Para mim, a mais espantosa das cenas, tão fascinante que me apeteceu levantar e bater palmas de pé, é a da aterragem da Prometheus em LV-223. A nave em plano contrapicado, enquadrada pela atmosfera de nuvens portentosas e o planeta gigante anelado. Impossível não olhar e sentir um resumo do melhor da ficção científica, a atirar para a cinematografia dos anos 50 com os seus foguetões a aterrar em planetas desconhecidos ou para as referências icónicas de Chesley Bonestell ao ilustrar o sistema solar na sua obra gráfica. Parece-me também impossível ficar indiferente à candura da cena em que o andróide se vê mergulhado num mapa holográfico do universo, que o rodeia num ambiente de magia. Visualmente bela, apesar de totalmente incongruente, e confesso que ainda não consegui perceber exactamente o que essas imagens me trazem à memória. Toques de Meliès? Planetários de cobre polido dos séculos XVIII e XIX?


Esta espectacularidade visual tem as suas falhas. Ocorrem-me duas. A Prometheus falta o carácter grítty que dava textura aos universos fantásticos de Alien e Blade Runner. O ar limpo e polido do filme aponta para 2001 no interior da nave, enquanto o planeta é um deserto asséptico. Falta pó, sujidade, óleo a verter, dando ao filme um lado hiper-real mais conducente ao de uma boa ilustração de ficção científica do que a uma obra com as ambições de Prometheus. Outra é gritante e envolve os interfaces digitais com que os personagens interagem. Alien  era um filme de época, onde o interface com a inteligência artificial que controlava a nave era verbal ou através de uma mainframe. Talvez os conceptores deste filme tenham achado que o conceito de interagir com computadores através de teclados e ecrãs pretos com texto verde seria demasiado estranha para a geração tablet e smartphone. Criam com isso um curioso anacronismo. Prometheus antecede cronológicamente Alien, mas a sua tecnologia é mais avançada. Talvez num próximo filme os autores resolvam a coisa através de alguma catástrofe singularitária. Com tanto pontapé no argumento, já nada surpreende.

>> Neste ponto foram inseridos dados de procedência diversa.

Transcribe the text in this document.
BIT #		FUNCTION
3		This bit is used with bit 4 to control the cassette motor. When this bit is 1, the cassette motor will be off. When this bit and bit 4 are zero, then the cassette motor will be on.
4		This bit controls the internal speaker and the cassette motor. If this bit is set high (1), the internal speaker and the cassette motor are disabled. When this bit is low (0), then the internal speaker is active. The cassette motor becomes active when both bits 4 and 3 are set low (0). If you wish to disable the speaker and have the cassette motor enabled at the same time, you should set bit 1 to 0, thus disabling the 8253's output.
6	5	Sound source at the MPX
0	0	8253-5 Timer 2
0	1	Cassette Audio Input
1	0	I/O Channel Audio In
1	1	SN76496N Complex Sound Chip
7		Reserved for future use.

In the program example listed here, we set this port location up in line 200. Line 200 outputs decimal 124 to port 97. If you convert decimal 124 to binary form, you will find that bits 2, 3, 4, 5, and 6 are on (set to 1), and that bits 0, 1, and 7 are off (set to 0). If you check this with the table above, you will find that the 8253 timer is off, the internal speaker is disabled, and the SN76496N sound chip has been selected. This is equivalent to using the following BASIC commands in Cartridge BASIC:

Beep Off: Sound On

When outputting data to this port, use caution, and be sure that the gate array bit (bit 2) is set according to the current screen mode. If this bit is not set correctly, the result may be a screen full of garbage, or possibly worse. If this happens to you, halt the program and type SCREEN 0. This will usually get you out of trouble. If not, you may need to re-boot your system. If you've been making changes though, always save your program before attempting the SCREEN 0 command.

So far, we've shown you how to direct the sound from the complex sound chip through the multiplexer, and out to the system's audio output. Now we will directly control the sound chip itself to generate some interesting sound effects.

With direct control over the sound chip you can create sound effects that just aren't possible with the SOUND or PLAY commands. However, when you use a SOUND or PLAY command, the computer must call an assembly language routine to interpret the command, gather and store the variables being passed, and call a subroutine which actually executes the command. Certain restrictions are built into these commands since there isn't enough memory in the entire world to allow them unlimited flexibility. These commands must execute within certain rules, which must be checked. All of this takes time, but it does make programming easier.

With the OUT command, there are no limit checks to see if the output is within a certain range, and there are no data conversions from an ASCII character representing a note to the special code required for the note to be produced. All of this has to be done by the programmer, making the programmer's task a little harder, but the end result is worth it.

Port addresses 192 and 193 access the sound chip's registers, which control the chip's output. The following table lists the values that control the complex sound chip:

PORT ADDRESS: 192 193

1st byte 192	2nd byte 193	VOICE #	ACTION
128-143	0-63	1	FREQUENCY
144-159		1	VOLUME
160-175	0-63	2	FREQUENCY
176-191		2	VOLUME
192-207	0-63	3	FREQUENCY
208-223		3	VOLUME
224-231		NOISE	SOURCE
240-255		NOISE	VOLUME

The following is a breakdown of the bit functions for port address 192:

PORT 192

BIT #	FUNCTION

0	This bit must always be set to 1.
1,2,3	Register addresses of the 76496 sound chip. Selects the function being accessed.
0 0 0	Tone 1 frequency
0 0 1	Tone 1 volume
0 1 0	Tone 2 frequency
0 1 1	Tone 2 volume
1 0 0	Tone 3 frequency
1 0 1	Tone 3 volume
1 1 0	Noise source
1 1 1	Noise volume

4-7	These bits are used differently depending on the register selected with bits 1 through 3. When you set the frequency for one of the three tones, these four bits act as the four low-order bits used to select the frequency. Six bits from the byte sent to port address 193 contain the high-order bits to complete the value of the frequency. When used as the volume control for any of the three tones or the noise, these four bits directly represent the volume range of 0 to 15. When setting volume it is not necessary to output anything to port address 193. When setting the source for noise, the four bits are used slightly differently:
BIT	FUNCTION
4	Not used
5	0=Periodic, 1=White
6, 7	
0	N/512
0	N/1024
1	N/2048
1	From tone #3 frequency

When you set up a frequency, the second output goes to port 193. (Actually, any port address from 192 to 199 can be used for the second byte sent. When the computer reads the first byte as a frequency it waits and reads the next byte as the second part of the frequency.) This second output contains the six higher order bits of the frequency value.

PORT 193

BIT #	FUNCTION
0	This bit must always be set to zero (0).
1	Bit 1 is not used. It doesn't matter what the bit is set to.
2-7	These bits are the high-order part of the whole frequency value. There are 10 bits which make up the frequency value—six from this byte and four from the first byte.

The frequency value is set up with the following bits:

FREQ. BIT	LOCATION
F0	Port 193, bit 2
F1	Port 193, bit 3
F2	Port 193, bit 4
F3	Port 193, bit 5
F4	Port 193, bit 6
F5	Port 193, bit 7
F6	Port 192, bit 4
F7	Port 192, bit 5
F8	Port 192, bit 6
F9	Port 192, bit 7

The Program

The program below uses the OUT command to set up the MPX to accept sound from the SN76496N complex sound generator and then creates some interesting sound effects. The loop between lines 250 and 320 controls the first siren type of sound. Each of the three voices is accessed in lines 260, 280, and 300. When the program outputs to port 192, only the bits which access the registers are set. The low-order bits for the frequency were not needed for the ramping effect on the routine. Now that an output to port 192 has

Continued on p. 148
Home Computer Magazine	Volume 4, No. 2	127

Prometheus poderia ser um excelente filme de ficção cientifica senão pelo seu argumento falhado e atentados à ciência mais elementar. Todo a expectativa gerada à sua volta deslindou-se num enorme descalabro entre o esperado e o que resultou. Dentro da continuidade da mitografia Alien o filme aponta caminhos curiosos, mas a premissa banalizante da influência de antigos astronautas na geração da humanidade torna-se redutora. Redime-se um pouco pela qualidade do seu aspecto visual baseado em sólidas referências iconográficas, mas isto não chega para o tornar um bom filme. Apesar das falhas gritantes, consegue despertar aquela sense of wonder que fascina na Ficção Científica. Pena é que se espalhe em tudo o resto.